Hichem Azafzaf: Une vie pour les oiseaux
Au deuxième étage de cet immeuble du centre-ville de l’Ariana, de petits bureaux vous réservent une agréable surprise. Une équipe réduite de passionnés assure une grande mission dans la discrétion et l’efficacité. C’est ici qu’est niché le siège de l’Association «Les Amis des Oiseaux».
Fondée en mai 1975 par Habib Bourguiba Jr qui était resté à sa tête jusqu’en 1989, elle lui doit beaucoup, comme à son successeur et cofondateur, le Pr Ali Hili, ancien doyen de la faculté des Sciences de Tunis, décédé en 2013. La relève est assurée par les jeunes qu’ils ont formés et au premier rang, on trouve Mourad Amari qui fut son président de 2007 à 2011 et son actuel président Hichem Azafzaf (50 ans), son épouse Claudia et nombre de jeunes. Ambiance studieuse, mais loin de tout stress.
Féru de nature et amoureux des sciences, Hichem, alors jeune technicien en électricité à la Steg, était attiré par l’Association Jeunes Sciences qui avait son siège dans les locaux de l’ancienne Foire de Tunis, avenue Mohamed-V. Le lac de Tunis n’était pas alors aménagé et il suffisait de traverser la voie pour aller admirer les flamants roses et les oiseaux qui avaient élu domicile sur les berges et survolaient le lac. La passion est née pour s’intensifier d’année en année.
Pour Hichem, ce sera sa vie, sa mission, son combat, sa raison d’être. Du reste, il fera la connaissance de son épouse lors d’un camp d’observation d’oiseaux migrateurs. Participant à un programme d’échange entre la Tunisie et l’Allemagne, elle était venue à Haouaria en 1990. Le coup de foudre fut total : Hichem ira en Allemagne, puis se mariera en 1994.Claudia partage depuis lors sa vie et sa passion. Son apport est précieux.
Sur tous les fronts
L’Association les Amis des Oiseaux vit modestement, mais agit utilement. Elle compte près de 400 adhérents, s’appuie sur des sections actives au Cap Bon, Sfax et Gabès et ne bénéficie que de maigres subventions dont 3 000 D provenant du ministère de l’Agriculture. Pour mener à bien ses actions, elle ne peut compter alors que sur elle-même en se chargeant d’exécuter des projets grâce au soutien d’ONG amies et bailleurs de fonds. Les effectifs opérationnels, réduits au minimum, se composent d’un directeur exécutif et de trois permanents dont un est basé à Haouaria.

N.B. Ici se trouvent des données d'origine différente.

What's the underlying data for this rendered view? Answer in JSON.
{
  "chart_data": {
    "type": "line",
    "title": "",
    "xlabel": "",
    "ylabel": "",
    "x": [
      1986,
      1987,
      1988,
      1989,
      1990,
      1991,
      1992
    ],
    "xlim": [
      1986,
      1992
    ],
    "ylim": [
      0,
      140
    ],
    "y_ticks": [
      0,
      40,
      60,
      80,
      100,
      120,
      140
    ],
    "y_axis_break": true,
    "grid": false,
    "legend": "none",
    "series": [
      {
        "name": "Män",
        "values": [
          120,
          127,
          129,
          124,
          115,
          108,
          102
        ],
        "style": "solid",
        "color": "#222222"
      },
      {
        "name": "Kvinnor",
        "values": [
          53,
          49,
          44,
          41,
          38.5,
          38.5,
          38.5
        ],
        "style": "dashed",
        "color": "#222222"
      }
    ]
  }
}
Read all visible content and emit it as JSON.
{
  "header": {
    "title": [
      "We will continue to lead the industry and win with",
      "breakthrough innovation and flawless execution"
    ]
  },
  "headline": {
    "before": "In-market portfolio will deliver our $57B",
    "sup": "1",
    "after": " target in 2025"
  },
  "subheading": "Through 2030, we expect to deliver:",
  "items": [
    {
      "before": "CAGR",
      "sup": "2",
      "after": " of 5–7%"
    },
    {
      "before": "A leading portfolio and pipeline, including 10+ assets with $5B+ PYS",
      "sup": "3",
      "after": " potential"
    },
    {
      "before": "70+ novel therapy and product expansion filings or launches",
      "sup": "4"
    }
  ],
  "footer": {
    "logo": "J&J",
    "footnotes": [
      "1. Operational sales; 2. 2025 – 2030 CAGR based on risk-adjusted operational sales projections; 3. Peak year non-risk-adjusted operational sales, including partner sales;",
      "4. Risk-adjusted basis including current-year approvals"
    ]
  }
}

Pourtant, sa mission est très large : améliorer l’état de connaissance de certaines espèces, déployer un réseau d’observateurs à travers le pays, lutter contre le braconnage, la capture et la détention illégale d’oiseaux, récupérer des oiseaux, les soigner et les remettre en liberté et conduire des études sur le terrain...

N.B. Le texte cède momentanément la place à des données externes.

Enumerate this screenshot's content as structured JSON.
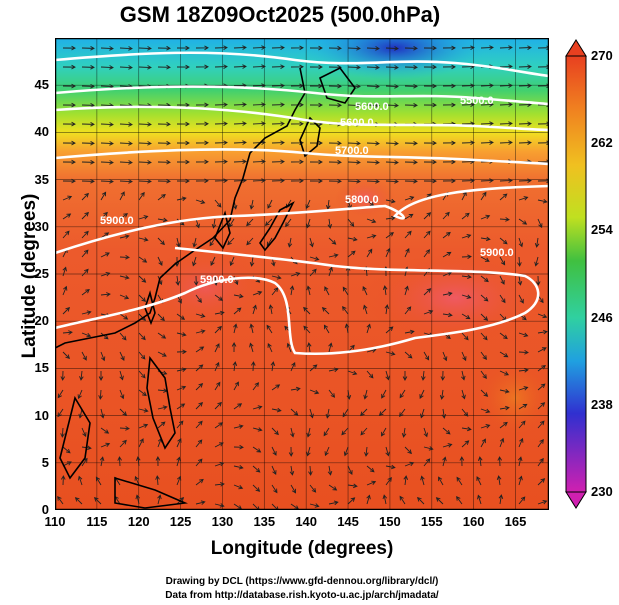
{
  "title": "GSM 18Z09Oct2025 (500.0hPa)",
  "axes": {
    "xlabel": "Longitude (degrees)",
    "ylabel": "Latitude  (degrees)",
    "x_ticks": [
      "110",
      "115",
      "120",
      "125",
      "130",
      "135",
      "140",
      "145",
      "150",
      "155",
      "160",
      "165"
    ],
    "y_ticks": [
      "0",
      "5",
      "10",
      "15",
      "20",
      "25",
      "30",
      "35",
      "40",
      "45"
    ],
    "xlim": [
      110,
      169
    ],
    "ylim": [
      0,
      50
    ]
  },
  "colorbar": {
    "ticks": [
      "270",
      "262",
      "254",
      "246",
      "238",
      "230"
    ],
    "range": [
      230,
      270
    ],
    "colors": [
      "#d020b0",
      "#3030d0",
      "#20a0e0",
      "#30d0a0",
      "#40c040",
      "#c0e020",
      "#f0e020",
      "#f08020",
      "#e84020"
    ]
  },
  "contours": {
    "labels": [
      "5500.0",
      "5600.0",
      "5600.0",
      "5700.0",
      "5800.0",
      "5900.0",
      "5900.0",
      "5900.0"
    ]
  },
  "credits": {
    "line1": "Drawing by DCL (https://www.gfd-dennou.org/library/dcl/)",
    "line2": "Data from http://database.rish.kyoto-u.ac.jp/arch/jmadata/"
  }
}
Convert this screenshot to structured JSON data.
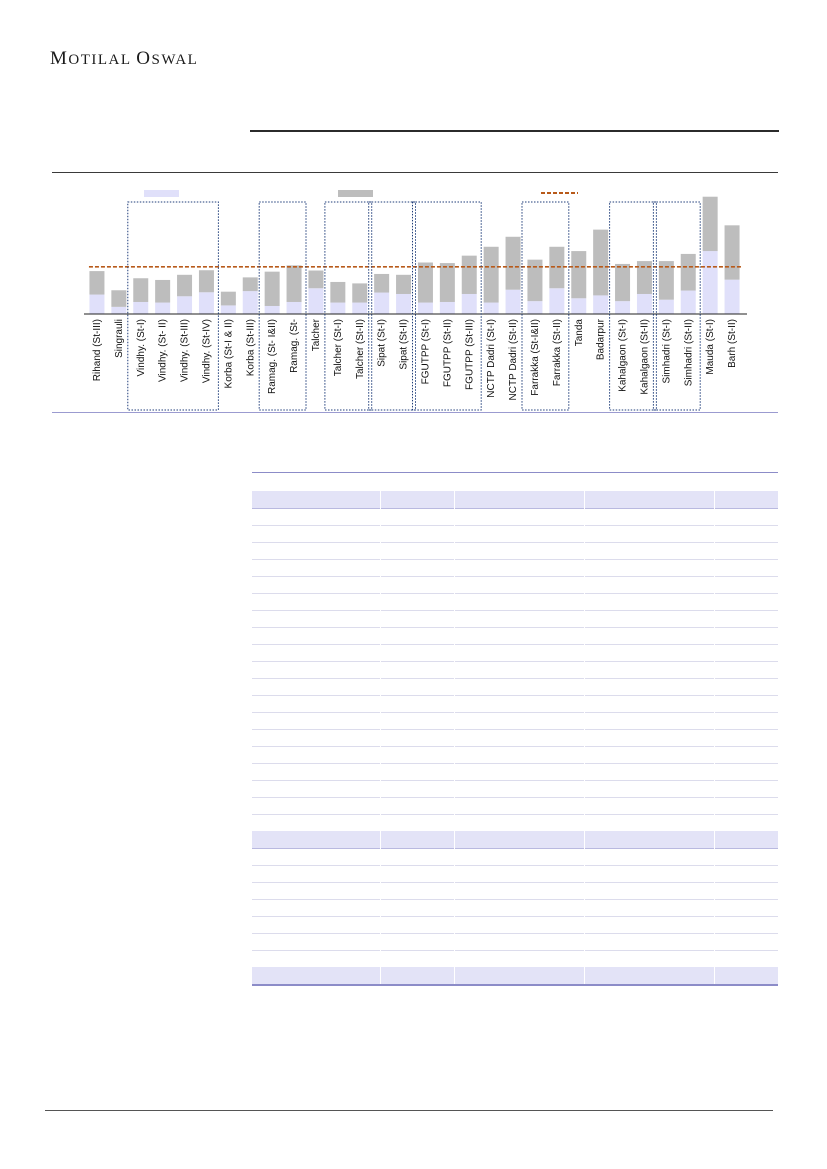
{
  "header": {
    "logo_first_initial": "M",
    "logo_first_rest": "OTILAL",
    "logo_second_initial": "O",
    "logo_second_rest": "SWAL"
  },
  "colors": {
    "light_bar": "#e0e0fa",
    "grey_bar": "#bdbdbd",
    "dashed_line": "#b85a1a",
    "group_box": "#1f3d7a"
  },
  "chart_data": {
    "type": "bar",
    "stacked": true,
    "grid": false,
    "legend_position": "top",
    "legend_labels_visible": false,
    "reference_line": {
      "style": "dashed",
      "value": 1.65
    },
    "ylim": [
      0,
      4.3
    ],
    "categories": [
      "Rihand (St-III)",
      "Singrauli",
      "Vindhy. (St-I)",
      "Vindhy. (St- II)",
      "Vindhy. (St-III)",
      "Vindhy. (St-IV)",
      "Korba (St-I & II)",
      "Korba (St-III)",
      "Ramag. (St- I&II)",
      "Ramag. (St-",
      "Talcher",
      "Talcher (St-I)",
      "Talcher (St-II)",
      "Sipat (St-I)",
      "Sipat (St-II)",
      "FGUTPP (St-I)",
      "FGUTPP (St-II)",
      "FGUTPP (St-III)",
      "NCTP Dadri (St-I)",
      "NCTP Dadri (St-II)",
      "Farrakka (St-I&II)",
      "Farrakka (St-II)",
      "Tanda",
      "Badarpur",
      "Kahalgaon (St-I)",
      "Kahalgaon (St-II)",
      "Simhadri (St-I)",
      "Simhadri (St-II)",
      "Mauda (St-I)",
      "Barh (St-II)"
    ],
    "series": [
      {
        "values": [
          0.68,
          0.25,
          0.42,
          0.4,
          0.62,
          0.76,
          0.3,
          0.8,
          0.28,
          0.42,
          0.9,
          0.4,
          0.4,
          0.75,
          0.7,
          0.4,
          0.42,
          0.7,
          0.4,
          0.85,
          0.45,
          0.9,
          0.55,
          0.65,
          0.45,
          0.7,
          0.5,
          0.82,
          2.2,
          1.2
        ]
      },
      {
        "values": [
          0.82,
          0.58,
          0.83,
          0.79,
          0.75,
          0.77,
          0.48,
          0.48,
          1.2,
          1.28,
          0.62,
          0.72,
          0.67,
          0.65,
          0.67,
          1.4,
          1.36,
          1.34,
          1.95,
          1.85,
          1.45,
          1.45,
          1.65,
          2.3,
          1.3,
          1.15,
          1.35,
          1.28,
          1.9,
          1.9
        ]
      }
    ],
    "group_boxes": [
      {
        "from": 2,
        "to": 5
      },
      {
        "from": 8,
        "to": 9
      },
      {
        "from": 11,
        "to": 12
      },
      {
        "from": 13,
        "to": 14
      },
      {
        "from": 15,
        "to": 17
      },
      {
        "from": 20,
        "to": 21
      },
      {
        "from": 24,
        "to": 25
      },
      {
        "from": 26,
        "to": 27
      }
    ]
  },
  "table": {
    "row_count": 29,
    "highlight_rows": [
      0,
      20,
      28
    ],
    "column_fractions": [
      0.2433,
      0.3846,
      0.6312,
      0.8783
    ]
  }
}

Combien d’aigles et de vautours sauvés et libérés, combien de braconniers dénoncés et combien de crimes contre l’avifaune évités ? Le palmarès de l’AAO est éloquent. Il s’enrichit également
par les travaux d’identification des oiseaux, de recensement, de baguage, de compilation et d’analyse de données, de mise à jour des bases de données, de cartographie de populations avifaunes, d’élaboration de plans d’action et de projets de conservation et autres programmes.

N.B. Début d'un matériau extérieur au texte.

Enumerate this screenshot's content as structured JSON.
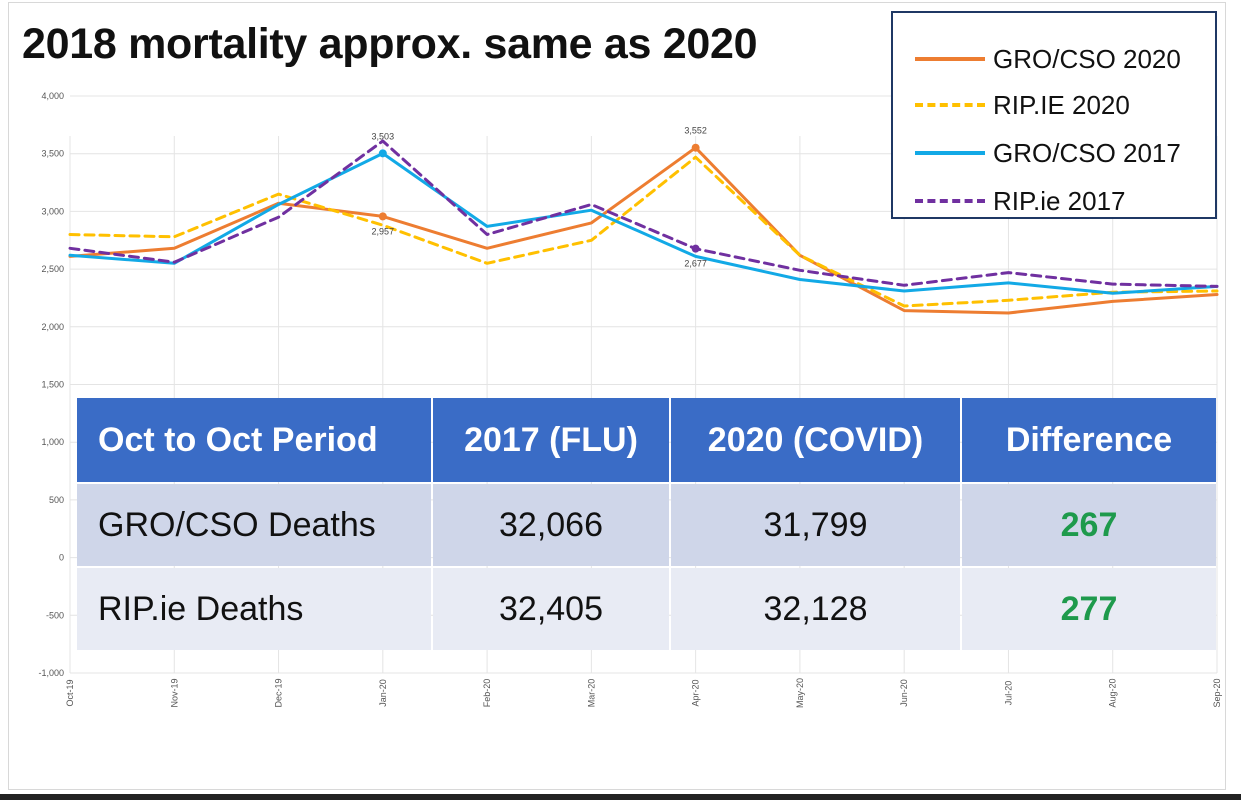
{
  "title": "2018 mortality approx. same as 2020",
  "legend": [
    {
      "label": "GRO/CSO 2020",
      "color": "#ed7d31",
      "dash": false
    },
    {
      "label": "RIP.IE 2020",
      "color": "#ffc000",
      "dash": true
    },
    {
      "label": "GRO/CSO 2017",
      "color": "#12a9e6",
      "dash": false
    },
    {
      "label": "RIP.ie 2017",
      "color": "#7030a0",
      "dash": true
    }
  ],
  "chart_data": {
    "type": "line",
    "title": "2018 mortality approx. same as 2020",
    "xlabel": "",
    "ylabel": "",
    "categories": [
      "Oct-19",
      "Nov-19",
      "Dec-19",
      "Jan-20",
      "Feb-20",
      "Mar-20",
      "Apr-20",
      "May-20",
      "Jun-20",
      "Jul-20",
      "Aug-20",
      "Sep-20"
    ],
    "ylim": [
      -1000,
      4000
    ],
    "yticks": [
      "4,000",
      "3,500",
      "3,000",
      "2,500",
      "2,000",
      "1,500",
      "1,000",
      "500",
      "0",
      "-500",
      "-1,000"
    ],
    "ytick_values": [
      4000,
      3500,
      3000,
      2500,
      2000,
      1500,
      1000,
      500,
      0,
      -500,
      -1000
    ],
    "grid": true,
    "legend_position": "top-right",
    "series": [
      {
        "name": "GRO/CSO 2020",
        "color": "#ed7d31",
        "dash": false,
        "markers": true,
        "values": [
          2610,
          2680,
          3070,
          2957,
          2680,
          2900,
          3552,
          2620,
          2140,
          2120,
          2220,
          2280
        ]
      },
      {
        "name": "RIP.IE 2020",
        "color": "#ffc000",
        "dash": true,
        "markers": false,
        "values": [
          2800,
          2780,
          3150,
          2880,
          2550,
          2750,
          3470,
          2620,
          2180,
          2230,
          2300,
          2310
        ]
      },
      {
        "name": "GRO/CSO 2017",
        "color": "#12a9e6",
        "dash": false,
        "markers": true,
        "values": [
          2620,
          2550,
          3060,
          3503,
          2870,
          3010,
          2610,
          2410,
          2310,
          2380,
          2290,
          2350
        ]
      },
      {
        "name": "RIP.ie 2017",
        "color": "#7030a0",
        "dash": true,
        "markers": false,
        "values": [
          2680,
          2560,
          2950,
          3610,
          2800,
          3060,
          2677,
          2490,
          2360,
          2470,
          2370,
          2350
        ]
      }
    ],
    "data_labels": [
      {
        "text": "3,503",
        "category": "Jan-20",
        "value": 3503,
        "position": "above"
      },
      {
        "text": "2,957",
        "category": "Jan-20",
        "value": 2957,
        "position": "below"
      },
      {
        "text": "3,552",
        "category": "Apr-20",
        "value": 3552,
        "position": "above"
      },
      {
        "text": "2,677",
        "category": "Apr-20",
        "value": 2677,
        "position": "below"
      }
    ]
  },
  "table": {
    "headers": [
      "Oct to Oct Period",
      "2017 (FLU)",
      "2020 (COVID)",
      "Difference"
    ],
    "rows": [
      {
        "label": "GRO/CSO Deaths",
        "v2017": "32,066",
        "v2020": "31,799",
        "diff": "267"
      },
      {
        "label": "RIP.ie Deaths",
        "v2017": "32,405",
        "v2020": "32,128",
        "diff": "277"
      }
    ]
  }
}
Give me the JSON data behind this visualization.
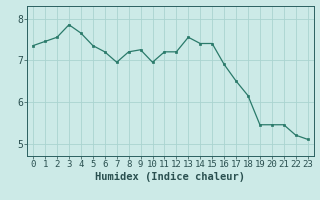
{
  "x": [
    0,
    1,
    2,
    3,
    4,
    5,
    6,
    7,
    8,
    9,
    10,
    11,
    12,
    13,
    14,
    15,
    16,
    17,
    18,
    19,
    20,
    21,
    22,
    23
  ],
  "y": [
    7.35,
    7.45,
    7.55,
    7.85,
    7.65,
    7.35,
    7.2,
    6.95,
    7.2,
    7.25,
    6.95,
    7.2,
    7.2,
    7.55,
    7.4,
    7.4,
    6.9,
    6.5,
    6.15,
    5.45,
    5.45,
    5.45,
    5.2,
    5.1
  ],
  "line_color": "#2a7a6a",
  "marker_color": "#2a7a6a",
  "bg_color": "#cceae7",
  "grid_color": "#aad4d0",
  "axis_color": "#2a6060",
  "xlabel": "Humidex (Indice chaleur)",
  "xlim": [
    -0.5,
    23.5
  ],
  "ylim": [
    4.7,
    8.3
  ],
  "yticks": [
    5,
    6,
    7,
    8
  ],
  "xticks": [
    0,
    1,
    2,
    3,
    4,
    5,
    6,
    7,
    8,
    9,
    10,
    11,
    12,
    13,
    14,
    15,
    16,
    17,
    18,
    19,
    20,
    21,
    22,
    23
  ],
  "font_color": "#2a5050",
  "xlabel_fontsize": 7.5,
  "tick_fontsize": 6.5
}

Au cœur du dispositif, Hichem Azafzaf est sur tous les fronts. Il assure la liaison avec les organismes tunisiens concernés, mais aussi arabes, africains et internationaux, publie des articles indexés dans des revues spécialisées, coécrit des ouvrages rapidement devenus des références, dirige des missions d’observation et d’identification en Libye et anime tant de réseaux. La grande passion devient érudition en la matière. Son dévouement est total à cette noble cause d’observer et de protéger les oiseaux, ce qui lui vaut une grande reconnaissance internationale.